First, the appeal court held that since the blog’s name included AGEA’s CLARIN trademark, AGEA was entitled to seek legal protection for it. It then noted that although the Trademark Law grants a trademark owner the right to prevent third parties from using its mark without authorisation, there is a difference between unauthorised use and mere reference. Mere reference can constitute legitimate use, provided that it is recognised that the trademark belongs to its respective owner and there is no intention to defame. The court demonstrated the difference between the two hypotheses by referring to Argentine case law on comparative advertising, which admits the use of a third party’s trademark for the purpose of giving information to consumers.

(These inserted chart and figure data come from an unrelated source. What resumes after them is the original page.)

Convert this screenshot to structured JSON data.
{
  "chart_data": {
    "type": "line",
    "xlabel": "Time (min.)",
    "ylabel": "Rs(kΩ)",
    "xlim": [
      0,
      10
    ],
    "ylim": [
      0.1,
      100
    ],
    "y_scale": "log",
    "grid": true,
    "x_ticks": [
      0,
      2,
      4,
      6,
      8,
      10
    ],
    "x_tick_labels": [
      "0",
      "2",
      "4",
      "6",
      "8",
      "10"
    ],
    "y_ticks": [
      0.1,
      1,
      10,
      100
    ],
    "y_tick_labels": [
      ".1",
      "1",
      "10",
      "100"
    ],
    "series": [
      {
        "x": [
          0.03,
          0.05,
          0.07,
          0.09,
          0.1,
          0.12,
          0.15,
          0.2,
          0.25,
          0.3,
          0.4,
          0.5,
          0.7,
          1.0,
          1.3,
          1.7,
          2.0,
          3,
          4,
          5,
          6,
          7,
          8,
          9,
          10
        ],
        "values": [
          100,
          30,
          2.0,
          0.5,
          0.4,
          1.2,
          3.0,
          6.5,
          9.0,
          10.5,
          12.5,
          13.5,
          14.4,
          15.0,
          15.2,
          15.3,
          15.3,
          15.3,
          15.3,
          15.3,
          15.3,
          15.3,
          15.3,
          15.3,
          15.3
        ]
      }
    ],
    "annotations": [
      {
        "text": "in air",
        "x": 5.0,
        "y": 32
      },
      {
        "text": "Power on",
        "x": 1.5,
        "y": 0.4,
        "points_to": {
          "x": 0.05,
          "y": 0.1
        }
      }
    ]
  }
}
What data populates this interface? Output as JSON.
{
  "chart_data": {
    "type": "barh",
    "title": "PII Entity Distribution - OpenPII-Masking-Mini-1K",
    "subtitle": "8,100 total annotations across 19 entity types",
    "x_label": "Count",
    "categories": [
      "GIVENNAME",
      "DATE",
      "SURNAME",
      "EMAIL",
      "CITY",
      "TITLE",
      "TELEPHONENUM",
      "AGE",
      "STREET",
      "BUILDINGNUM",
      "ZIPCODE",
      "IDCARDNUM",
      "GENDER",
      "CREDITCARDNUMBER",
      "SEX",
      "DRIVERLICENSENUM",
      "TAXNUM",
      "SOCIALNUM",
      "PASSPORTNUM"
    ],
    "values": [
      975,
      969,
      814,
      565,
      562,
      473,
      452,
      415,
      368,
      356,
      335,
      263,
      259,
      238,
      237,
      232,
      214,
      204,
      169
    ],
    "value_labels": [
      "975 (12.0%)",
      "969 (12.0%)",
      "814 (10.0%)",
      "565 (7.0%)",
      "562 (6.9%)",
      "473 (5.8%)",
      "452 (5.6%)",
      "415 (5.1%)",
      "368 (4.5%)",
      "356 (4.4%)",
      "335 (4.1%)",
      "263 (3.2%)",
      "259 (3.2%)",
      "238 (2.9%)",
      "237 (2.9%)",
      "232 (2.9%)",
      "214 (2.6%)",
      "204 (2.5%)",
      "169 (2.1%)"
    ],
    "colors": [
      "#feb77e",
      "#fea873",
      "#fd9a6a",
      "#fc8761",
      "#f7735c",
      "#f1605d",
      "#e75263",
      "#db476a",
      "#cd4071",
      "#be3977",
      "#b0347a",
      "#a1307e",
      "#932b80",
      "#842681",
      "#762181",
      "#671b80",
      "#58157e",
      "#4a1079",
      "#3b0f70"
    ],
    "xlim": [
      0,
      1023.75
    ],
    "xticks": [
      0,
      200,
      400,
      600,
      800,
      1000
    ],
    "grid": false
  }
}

Therefore, the appeal court held that mere reference to AGEA’s trademark in the blog name did not constitute trademark infringement and did not create confusion, have a commercial purpose or mislead consumers. In this respect, the appeal court remarked that the common element of any trademark infringement is the likelihood of consumer confusion, or even – where there is no confusion – the likelihood of obtaining a benefit from the standing of the registered trademark.
For this reason, the appeal court found that the name of the blog captured the spirit of Kirchner’s quote and thus the public could assume that the content of the blog related to freedom of speech, the role of the media and a critique of how Clarín delivered information.
From this point of view, the court analysed the conflict between trademark rights and freedom of speech, and information in the landscape of the development of the Internet and related technologies. The court noted that in order to resolve a conflict between essential rights, there must be a balance between freedom of speech and opinion in the mass media (eg, the Internet) and society’s right to be informed, and the personal rights of trademark owners which may be affected by such opinions and information. Despite the protection given to trademarks by local and international legislation, the court favoured the preferred protection for freedom of speech because of its relevance in a democratic system.
In reaching its decision, the court invoked several international treaties signed by Argentina (Section 13(1) of the Convención Americana sobre Derechos Humanos, Section 19 of the Pacto Internacional de Derechos Civiles y Políticos and Section 4 of the Declaración Americana de los Derechos y Deberes del Hombre), an earlier opinion rendered by the Corte Interamericana de Derechos Humanos regarding freedom of speech, local legislation (Decree-Law 554/1997, which declares internet access to be in the national interest of the Argentine people, Decree-Law 1279/1997 and Law 26.032, which provides that the Internet falls within the constitutional right to freedom of speech), and Supreme Court case law holding that action taken through a blog is protected by the constitutional right to freedom of speech (Sujarchuk v Warley, August 1 2013).
However, the appeal court also took into account the “lack of equivalence” between the CLARIN trademark and the group that owned it and a blog operated by a person solely for the purposes of debate. Therefore, the court found that AGEA had suffered no damage as a result of the blog.
Finally, the court highlighted that the ruling did not mean that trademark owners should be left without protection against damage to their images or goodwill. In this regard the court quoted Supreme Court case law which clearly states that there are no absolute rights, and that the exercise of freedom of speech must not violate third-party rights.
Supreme Court case law clearly states that there are no absolute rights
Although conflicts involving blogs and websites and trademarks are not new, the case law is still developing because online technology and the use of the Internet are continually evolving. Therefore, it is advisable to check the latest case law developments before commencing any legal action to challenge the use of a trademark on a website, blog or social media post.